Within any industry, corporate organisation, SME or sole trader business, indeed, at every level of business, there must be an aspiration for growth. Having a growth strategy is about taking your business to the next level, increasing sales and number of customers, or striving for excellence with the products and services you deliver.
‘Oh, I think we’re making enough sales, so we have no plans to grow,’ is not something you expect to hear from anyone in business. In fact, if you have no plans or strategy to grow, you’ll start to lose your existing customers through natural attrition, and slowly but surely, your business will fail. The momentum of your business is about the energy you put into it. If you are driving strategies to improve and increase sales, your results will reflect this, as will your results if you sit back and cruise along with no push for growth.
There are several traditional approaches to growth strategy, and you can adopt any or all of these at the right time, contingent to your financial situation, the current market, the competition, and even government regulations. And remember, when implementing any growth strategy, full due diligence and market research must be completed before starting anything new. This sounds pretty obvious, but even huge corporates have made mistakes – you’re never guaranteed to get everything right, but a little research will go a long way!
Let’s look at the most traditional and effective growth strategies to consider for your business.
1. Market Penetration– Existing Products into Existing Markets.
This is considered to be the easiest way to grow your business. How can you increase your market share with your existing products? Is it realistic for you to increase turnover by 20%? What will be your market share if you achieve this? Keep this vision strong, know your market and your competitors, and, when making decisions ask yourself, ‘will this action help me to increase my market share to 20%?’
This strategy can include improving the quality of your products, looking at competitor’s pricing, finding ways to more efficiently and cost-effectively produce products, and adding value to make your product highly desirable. Does the packaging need updating to help you reach a higher percentage of your target market? Could you reduce production or delivery costs? Examine ways to increase your sales or profit margin within your existing markets with your existing products.
2. Market Expansion– Existing Products into New Markets
What are the ways you can move your products into new markets? What unique value are you offering compared to your competitors already strong in those markets? Can you find distributors, consultants, or sales reps who can sell your products nationally or internationally?

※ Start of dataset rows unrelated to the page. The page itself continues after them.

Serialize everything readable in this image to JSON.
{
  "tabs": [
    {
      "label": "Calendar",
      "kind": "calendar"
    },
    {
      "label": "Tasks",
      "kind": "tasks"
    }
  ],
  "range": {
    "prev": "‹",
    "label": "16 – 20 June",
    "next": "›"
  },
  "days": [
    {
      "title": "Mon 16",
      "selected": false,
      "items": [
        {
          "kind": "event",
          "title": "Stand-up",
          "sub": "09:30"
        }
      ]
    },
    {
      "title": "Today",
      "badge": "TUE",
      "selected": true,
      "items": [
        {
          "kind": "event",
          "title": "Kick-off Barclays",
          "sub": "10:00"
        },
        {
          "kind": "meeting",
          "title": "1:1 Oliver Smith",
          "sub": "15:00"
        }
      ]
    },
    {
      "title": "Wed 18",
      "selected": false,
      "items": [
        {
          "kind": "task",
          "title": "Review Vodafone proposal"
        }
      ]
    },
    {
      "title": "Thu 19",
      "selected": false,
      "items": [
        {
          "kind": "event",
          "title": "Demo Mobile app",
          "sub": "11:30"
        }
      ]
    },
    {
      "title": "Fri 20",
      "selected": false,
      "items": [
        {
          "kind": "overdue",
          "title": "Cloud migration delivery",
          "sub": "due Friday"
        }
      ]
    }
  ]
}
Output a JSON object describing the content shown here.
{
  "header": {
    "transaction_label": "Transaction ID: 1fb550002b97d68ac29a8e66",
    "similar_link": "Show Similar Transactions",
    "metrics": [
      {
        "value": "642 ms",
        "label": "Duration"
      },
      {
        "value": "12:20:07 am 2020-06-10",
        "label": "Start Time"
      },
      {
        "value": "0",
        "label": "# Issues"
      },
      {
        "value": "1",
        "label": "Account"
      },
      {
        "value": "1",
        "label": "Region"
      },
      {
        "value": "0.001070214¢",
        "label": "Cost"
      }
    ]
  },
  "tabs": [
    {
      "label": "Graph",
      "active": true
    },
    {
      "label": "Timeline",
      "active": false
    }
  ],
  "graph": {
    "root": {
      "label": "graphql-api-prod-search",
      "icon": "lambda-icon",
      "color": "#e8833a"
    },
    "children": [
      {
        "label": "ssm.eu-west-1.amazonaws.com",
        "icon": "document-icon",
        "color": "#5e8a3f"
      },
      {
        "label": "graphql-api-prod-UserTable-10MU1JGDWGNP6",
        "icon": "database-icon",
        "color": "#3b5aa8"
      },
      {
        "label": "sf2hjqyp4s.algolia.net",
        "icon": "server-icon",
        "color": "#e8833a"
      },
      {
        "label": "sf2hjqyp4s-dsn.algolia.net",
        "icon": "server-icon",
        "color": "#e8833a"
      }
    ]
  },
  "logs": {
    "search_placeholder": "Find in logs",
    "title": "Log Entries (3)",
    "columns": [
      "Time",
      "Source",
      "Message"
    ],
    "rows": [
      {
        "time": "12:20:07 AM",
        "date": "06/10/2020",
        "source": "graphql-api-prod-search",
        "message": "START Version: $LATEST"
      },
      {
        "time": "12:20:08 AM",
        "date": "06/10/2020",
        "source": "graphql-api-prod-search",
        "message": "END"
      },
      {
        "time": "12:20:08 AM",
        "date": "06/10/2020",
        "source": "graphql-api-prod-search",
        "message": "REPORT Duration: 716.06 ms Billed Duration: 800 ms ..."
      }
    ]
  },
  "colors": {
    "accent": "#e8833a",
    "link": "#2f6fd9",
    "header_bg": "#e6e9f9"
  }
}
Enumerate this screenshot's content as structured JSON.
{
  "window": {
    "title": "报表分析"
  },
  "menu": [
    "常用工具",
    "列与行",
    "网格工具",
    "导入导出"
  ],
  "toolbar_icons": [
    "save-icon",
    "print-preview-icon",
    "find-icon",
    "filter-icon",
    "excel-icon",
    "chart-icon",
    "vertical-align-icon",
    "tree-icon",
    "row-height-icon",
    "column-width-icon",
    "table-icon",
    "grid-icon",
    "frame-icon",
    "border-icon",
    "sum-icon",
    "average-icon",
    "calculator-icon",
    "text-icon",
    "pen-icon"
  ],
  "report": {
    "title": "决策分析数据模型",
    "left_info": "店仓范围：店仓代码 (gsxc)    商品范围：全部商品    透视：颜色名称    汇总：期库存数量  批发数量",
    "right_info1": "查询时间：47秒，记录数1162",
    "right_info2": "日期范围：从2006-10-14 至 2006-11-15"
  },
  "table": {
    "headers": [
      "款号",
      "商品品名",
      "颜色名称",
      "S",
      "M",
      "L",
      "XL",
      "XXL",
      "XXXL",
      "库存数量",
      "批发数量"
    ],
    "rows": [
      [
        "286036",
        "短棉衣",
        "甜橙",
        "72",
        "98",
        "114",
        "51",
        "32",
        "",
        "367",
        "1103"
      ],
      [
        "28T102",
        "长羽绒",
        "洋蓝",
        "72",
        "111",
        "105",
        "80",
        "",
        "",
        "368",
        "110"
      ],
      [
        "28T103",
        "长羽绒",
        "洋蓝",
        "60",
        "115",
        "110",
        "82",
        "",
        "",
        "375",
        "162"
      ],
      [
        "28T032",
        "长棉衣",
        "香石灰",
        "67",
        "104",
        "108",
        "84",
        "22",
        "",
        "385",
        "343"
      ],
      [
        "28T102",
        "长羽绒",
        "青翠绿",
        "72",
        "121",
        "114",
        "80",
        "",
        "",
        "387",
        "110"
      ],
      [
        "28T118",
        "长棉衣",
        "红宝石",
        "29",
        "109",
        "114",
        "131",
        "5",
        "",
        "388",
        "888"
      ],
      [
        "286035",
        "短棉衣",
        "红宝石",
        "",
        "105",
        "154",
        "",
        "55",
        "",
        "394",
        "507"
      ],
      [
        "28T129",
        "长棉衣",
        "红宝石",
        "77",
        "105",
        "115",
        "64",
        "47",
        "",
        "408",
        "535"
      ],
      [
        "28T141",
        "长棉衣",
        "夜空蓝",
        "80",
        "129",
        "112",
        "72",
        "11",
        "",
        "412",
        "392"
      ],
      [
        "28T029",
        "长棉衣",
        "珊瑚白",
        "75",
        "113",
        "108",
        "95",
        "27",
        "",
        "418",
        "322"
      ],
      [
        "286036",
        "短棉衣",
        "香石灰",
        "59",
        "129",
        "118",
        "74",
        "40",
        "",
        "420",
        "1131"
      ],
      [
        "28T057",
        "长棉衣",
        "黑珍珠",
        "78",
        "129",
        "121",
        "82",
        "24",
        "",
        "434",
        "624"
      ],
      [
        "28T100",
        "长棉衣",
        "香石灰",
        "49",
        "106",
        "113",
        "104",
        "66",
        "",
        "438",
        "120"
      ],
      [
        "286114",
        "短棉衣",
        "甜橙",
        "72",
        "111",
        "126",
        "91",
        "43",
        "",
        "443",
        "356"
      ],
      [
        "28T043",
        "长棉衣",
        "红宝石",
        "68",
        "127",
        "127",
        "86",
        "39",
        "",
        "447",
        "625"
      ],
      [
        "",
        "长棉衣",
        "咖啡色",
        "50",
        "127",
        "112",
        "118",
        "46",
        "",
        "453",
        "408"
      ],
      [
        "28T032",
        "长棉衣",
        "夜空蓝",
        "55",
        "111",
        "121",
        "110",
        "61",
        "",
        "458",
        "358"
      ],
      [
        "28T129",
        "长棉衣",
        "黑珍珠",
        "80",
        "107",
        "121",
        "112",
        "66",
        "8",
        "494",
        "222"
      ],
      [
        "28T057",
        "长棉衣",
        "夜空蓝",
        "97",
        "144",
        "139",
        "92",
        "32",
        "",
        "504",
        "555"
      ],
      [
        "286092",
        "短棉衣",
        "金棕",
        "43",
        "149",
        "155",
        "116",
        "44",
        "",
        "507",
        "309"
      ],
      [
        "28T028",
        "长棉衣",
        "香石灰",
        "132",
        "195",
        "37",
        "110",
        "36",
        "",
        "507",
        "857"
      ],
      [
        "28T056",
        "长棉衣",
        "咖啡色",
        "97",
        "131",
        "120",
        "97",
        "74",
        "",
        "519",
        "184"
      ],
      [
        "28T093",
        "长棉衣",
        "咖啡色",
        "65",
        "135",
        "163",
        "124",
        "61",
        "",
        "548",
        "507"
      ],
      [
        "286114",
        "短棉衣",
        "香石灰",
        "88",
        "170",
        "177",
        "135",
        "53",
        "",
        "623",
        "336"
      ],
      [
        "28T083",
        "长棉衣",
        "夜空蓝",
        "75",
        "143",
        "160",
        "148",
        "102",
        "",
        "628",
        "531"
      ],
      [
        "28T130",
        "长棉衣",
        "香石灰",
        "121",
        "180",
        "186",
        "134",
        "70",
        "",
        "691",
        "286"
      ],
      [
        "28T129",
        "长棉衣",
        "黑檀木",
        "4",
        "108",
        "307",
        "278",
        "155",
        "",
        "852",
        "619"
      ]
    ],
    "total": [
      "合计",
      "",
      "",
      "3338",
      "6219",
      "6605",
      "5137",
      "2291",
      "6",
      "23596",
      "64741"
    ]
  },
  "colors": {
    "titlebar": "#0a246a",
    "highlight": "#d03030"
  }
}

When considering market expansion for your growth strategy, be aware that government regulations may be different than what you are used to. Look at competitors in your new market closely, and assess their advertising and marketing strategies. How do they compare? Could your potential customer’s needs be different to what you know from experience in your own market? Never assume that what is working for you now will work in a different environment or economic climate. A good example would be looking to sell products in a different country; your customers will have different wants and needs.
3. Product Expansion– New Products into Existing Markets
When looking for strategic ways to grow, introducing a new product to your current customer base sounds straight-forward. You’ve already got a large active database, so why not sell them something new, right? Think again! Developing a new product is never easy, but that doesn’t mean it’s not worth exploring and implementing. If you have an idea for a new product range you want to market to your existing customers, then make sure you do your research first. How will your new product solve your customer’s problems? Are your existing customers the right target for the new product? Do your due diligence and ensure you know your numbers and product expansion could be a successful strategy.
4. Diversification– New Products into New Markets
Sounds exciting! It certainly can be tempting to invest your time and money into diversifying your product options, but bear in mind your expertise. It’s likely you’ve been working in your industry for several years and you know your current products and services inside out. If you are looking to offer something you’ve never created before, into a market you don’t know, then be prepared to do the hard yards in market research, and consulting professionals who do know the industry you’re attempting to break into. Diversification means starting from scratch in most cases, and that’s fine, as long as you know exactly what you are getting into, how much it will cost and the time it will take to implement and grow your offering in the marketplace.
So, when you’re looking at growth strategies, try putting some of your ideas down on paper, perhaps in a chart or mind map similar to below, so you can clearly see your options in a basic form.
Growth strategy doesn’t have to be expensive. You can start with baby steps, and look for small tweaks that will help your product or service be adaptable to new markets.
Of course, once you have identified areas for improvement, you will need to assess the impact each area will have, and create a budget to put your plan into action. This will also include a marketing and advertising strategy. That’s why a strategic plan is so important; you can plan each step based on your budget.
As long as you are working to a plan and moving forward (no matter how small or large the steps you take), you will be growing your business. And all steps toward growth will have an impact on your business.
“However beautiful the strategy, you should occasionally look at the results.”